The Department of Fisheries and Water
Resources in collaboration with Food and Agriculture Organisation (FAO)
Thursday convened a daylong inception seminar on a Technical Cooperation
Programme (TCP), at the Kairaba Beach Hotel.
The project funded by FAO to the tune of US 442,000 under a Technical Cooperation Programme to enhance the capacity of youths and women for employment in aquaculture.
It would be implemented by the Department of Fisheries within a period of two years.
Speaking at the seminar, the deputy director of Fisheries, Anna Mbenga Cham, said fisheries and aquaculture sectors have become a major priority area for development in the country.
She stated that there had been grave concerns over the declining performance of this important sector, in terms of its contribution to socio-economic development of the country.
The specific objective of the project includes training Gambian youths and women in aquaculture with technical know-how, and to promote the eradication of poverty through employment creation.
It is also meant to address and complement the government’s efforts in curbing illegal migration of Gambian youths to Europe, commonly known as “back way”.
In her opening remarks, the deputy permanent secretary at the Ministry of Fisheries, Fatoumata Sosseh-Jallow, said the importance of the fisheries sector to the socio-economic development of the country could not be overemphasized.
The government of The Gambia is fully committed to the development of this sector to its fullest capacity, she added.
The main objective of the project is to establish a solid base for the provision of and an access to good quality fingerlings and feed, as well as technical and technological know-how, managerial and other skills to farmers and fisheries officers, in order to turn aquaculture into an economically viable, financially self-sustaining and employment generating sustainable enterprise.

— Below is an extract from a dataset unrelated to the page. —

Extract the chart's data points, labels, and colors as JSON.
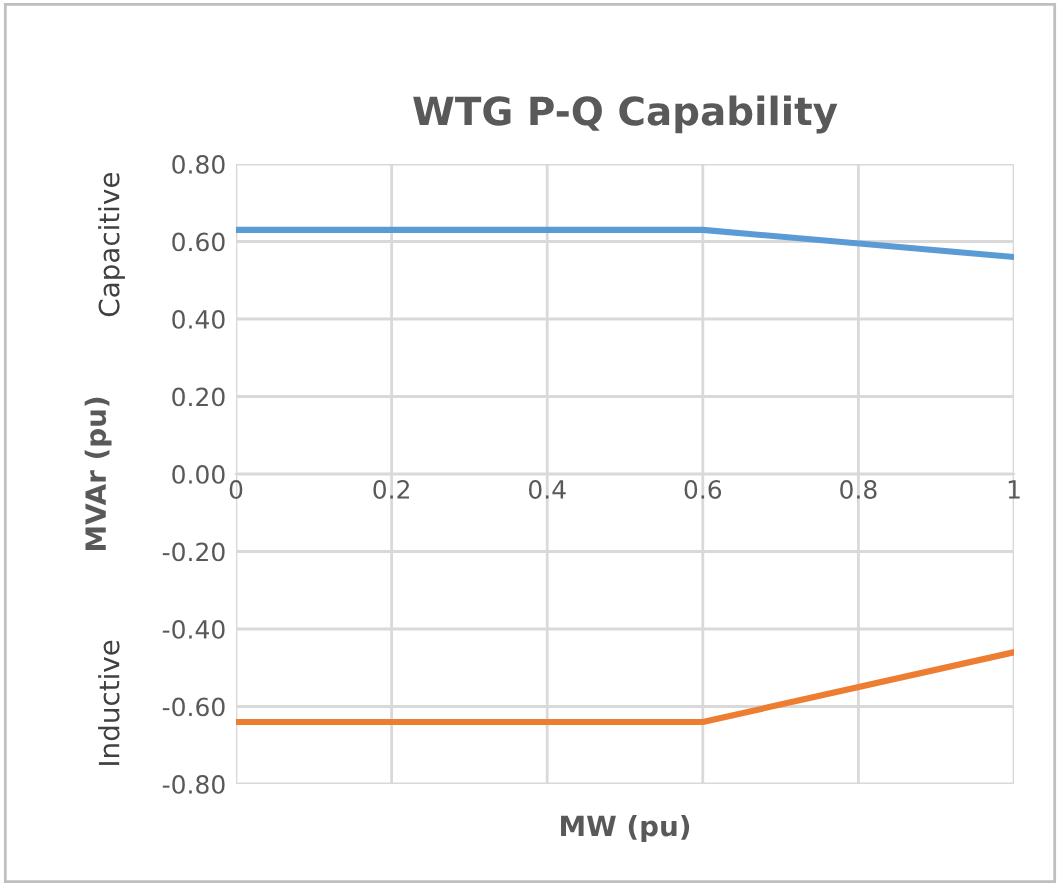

The provision of hatcheries and feed mill plants in the country by the FAO is highly commendable, since it is very significant for the development of the aquaculture sub-sector in The Gambia, she continued.
This was in line with the fisheries policy objectives and sustainable development goals, she went on.
In this respect, she added, the Gambia government is fully appreciative of the meaningful financial, technical and materials support FAO is continually providing, not only to the fisheries sector, but also to all food producing sectors of the country.
The deputy FAO representative, Mariatou Faal-Njie, said The Gambia continues to face challenges to food security, including low productivity, high costs, and a lack of modern techniques and technology.
According to her, to overcome these challenges, food security has over the years stood out as the top government development priority.
She further stated that FAO support under the TCP project would provide technical training, strengthening the capacity of farmers on aquaculture production systems and other assistance, with particular emphasis on poverty reduction, by allowing them to establish an aquaculture system that generates adequate profits.
The project would contribute to FAO’s Blue Growth Initiative, the main goal of which is to improve fish supply for food and nutrition through more efficient and sustainable use of aquaculture resources, she added.